Pleasance Theatre, London – until 21 May 2017
Director Annamiek van Elst states that, “now more than ever, there is a need to represent narratives around Islam in a positive light”. Too right. Our overly white and insular theatre is trying to diversify, but it still has a long way to go and systemic white, middle class administrations’ unconscious bias to overcome.
Becoming Mohammed, in its story of a young white man’s conversion to Islam and the subsequent familial negotiations of his journey, not only adds to the diversity on the London fringe but reframes the stigma against white, western Christians converting to Islam, and the inherently peaceful nature of the religion. Though the episodic scenes’ choppiness and a large timespan leave out huge chunks of action which are later discussed, the issues raised are vital contributions to theatre and wider social discussions.

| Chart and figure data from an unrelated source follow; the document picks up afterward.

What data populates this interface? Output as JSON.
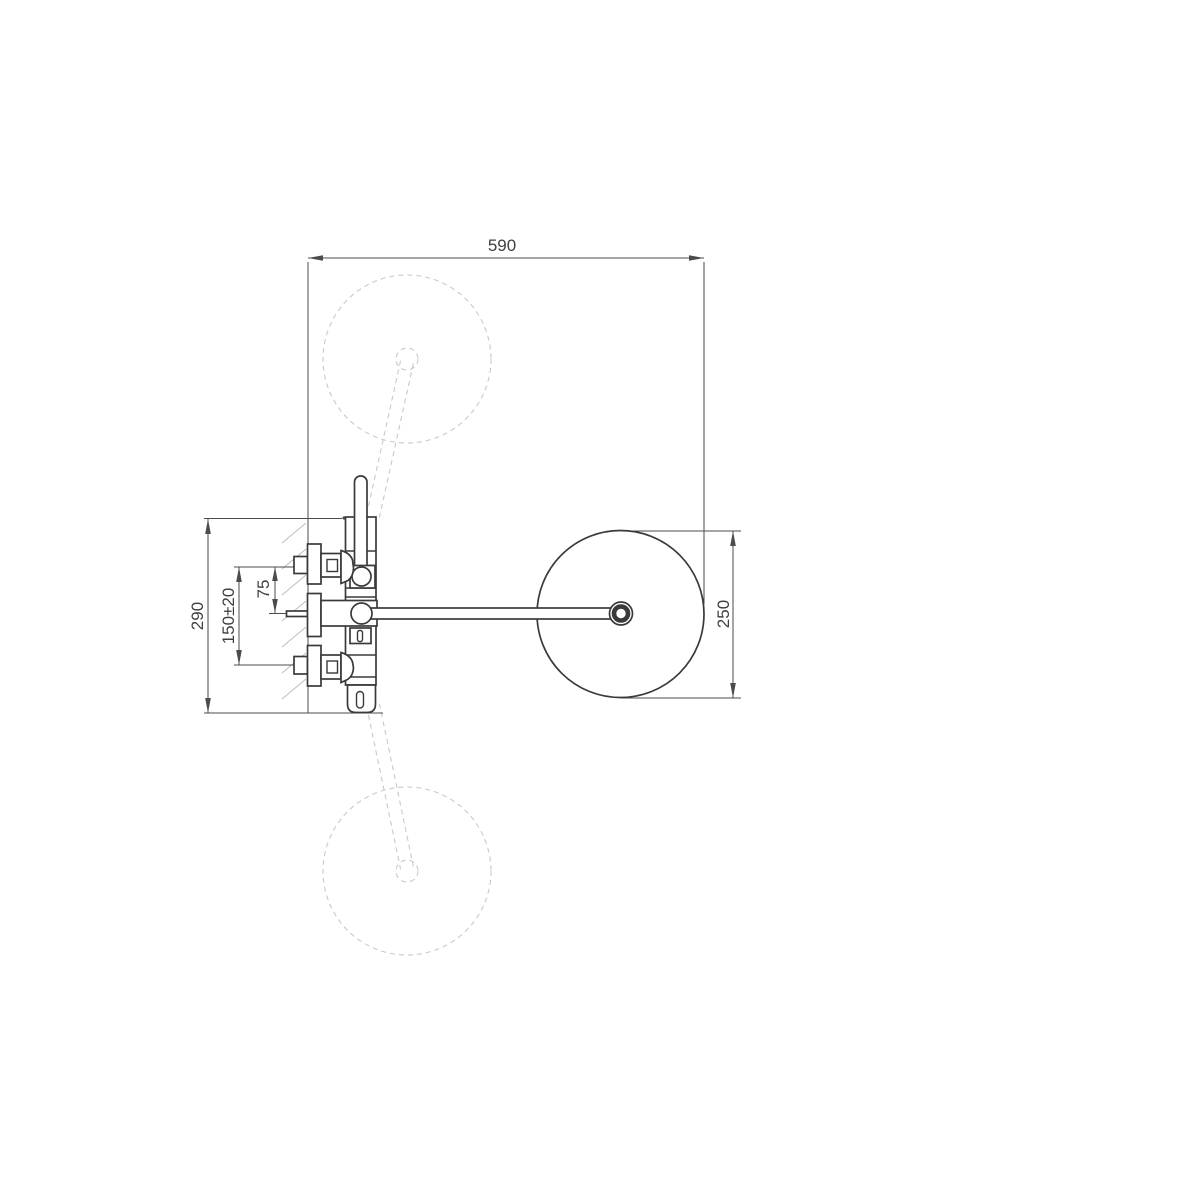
{
  "drawing": {
    "colors": {
      "background": "#ffffff",
      "line": "#3a3a3a",
      "ghost": "#c9c9c9",
      "dimension": "#4b4b4b",
      "hatch": "#bdbdbd",
      "text": "#3f3f3f"
    },
    "dimensions": {
      "width_total": {
        "label": "590"
      },
      "height_total": {
        "label": "290"
      },
      "inlet_spacing": {
        "label": "150±20"
      },
      "inlet_to_spout": {
        "label": "75"
      },
      "head_diameter": {
        "label": "250"
      }
    }
  }
}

Jack Hammett is Tom, the enthusiastic and devoted recent revert ( we learn Muslims use this word instead of ‘convert’) to Islam. His girlfriend Aminah and her brother Musa make for a cheerful, warm group who hang out, eat and pray together. Their dynamic is disrupted and challenged when Tom’s sister Sarah turns up in their Rotterdam flat unannounced. Tom and Sarah aren’t close, and haven’t spoken in the year since Sarah moved to London for work. Her unashamed, progressive attitudes clash with Tom’s newfound conservatism and triggers a series of conflicts that bubble up over the course of the following year.

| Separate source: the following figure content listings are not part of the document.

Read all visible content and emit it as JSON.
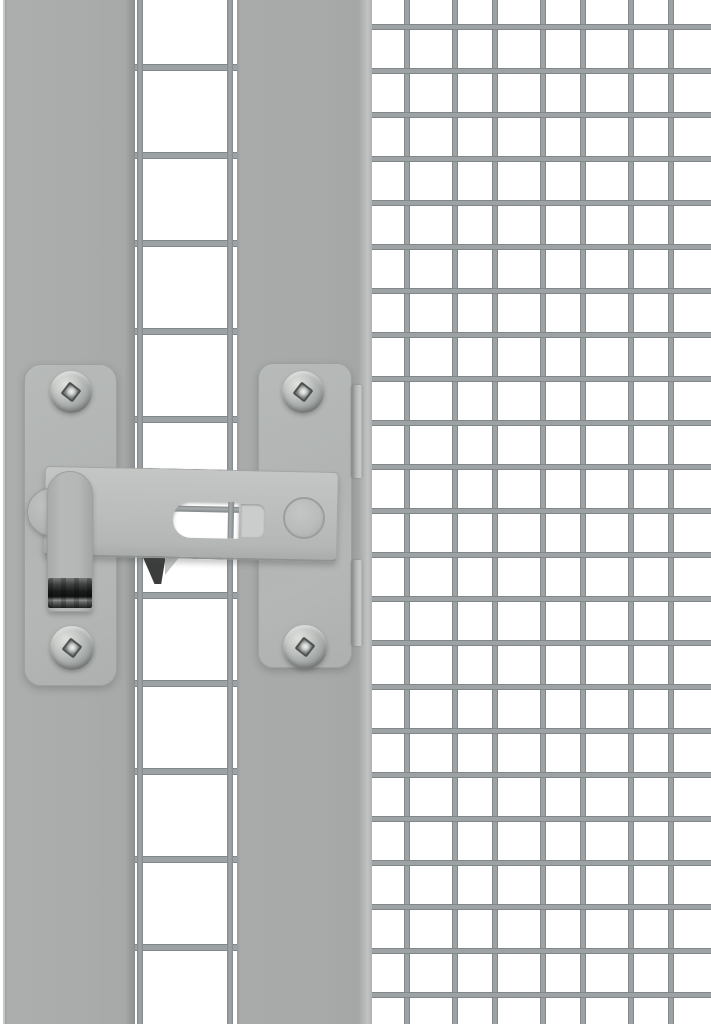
{
  "scene": {
    "type": "product-photo",
    "subject": "Grey metal gate latch mounted between a frame post and welded wire mesh panels",
    "elements": {
      "left_frame_post": "vertical grey frame post at left edge",
      "left_mesh_panel": "coarse welded-mesh strip (two vertical wires, ~88px pitch)",
      "center_frame_post": "wide grey frame post behind the latch catch plate",
      "right_mesh_panel": "fine welded-mesh panel (~44px pitch)",
      "latch": {
        "left_mounting_plate": "rounded mounting plate with two pan-head screws",
        "right_mounting_plate": "rounded catch plate with two pan-head screws and two folded edge tabs",
        "latch_bar": "horizontal sliding latch bar with elongated slot",
        "slot": "elongated cut-out in latch bar showing mesh wires behind",
        "pivot": "round pivot rivet at left end of bar",
        "handle_strap": "vertical flip handle with dark serrated finger grip",
        "end_pin": "round rivet pin at right end of bar",
        "screws": "four pan-head screws with square drive recess"
      }
    }
  },
  "palette": {
    "background": "#ffffff",
    "post": "#a9abab",
    "post_edge": "#8f9392",
    "wire": "#9da2a4",
    "wire_dark": "#82888a",
    "plate": "#b3b6b5",
    "plate_edge": "#9da19f",
    "bar": "#bcbebd",
    "screw_light": "#dfe1de",
    "screw_dark": "#8b8f8e",
    "grip_dark": "#1a1b1b",
    "shadow_wedge": "#3b3d3c"
  }
}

Short scenes are spread over a year or so, mostly determined by Sarah’s appearances. Claudia Marinaro’s script is let down by her choosing to not keep Tom and Sarah in touch, so the action is often him updating her with things that have already happened, rather than seeing them onstage. Other scenes have a political focus, but the subplot is underdeveloped and doesn’t fully connect to Tom’s relationship with Sarah. Marinaro does however have a good sense for generating conflict out of contrasting characters and endowing them with detail. Aminah is particularly well rounded.
Nadia Lamin’s range is showcased as Aminah. Initially friendly and reserved, after she and Tom are married we see that she is a confident modern woman as well as an observant Muslim. She shows the two are not mutually exclusive.
Though the script needs some further development to give more body to its great ideas, the intentions are clear and the performances are generally good. Now if only it could be compulsory viewing for the white British public.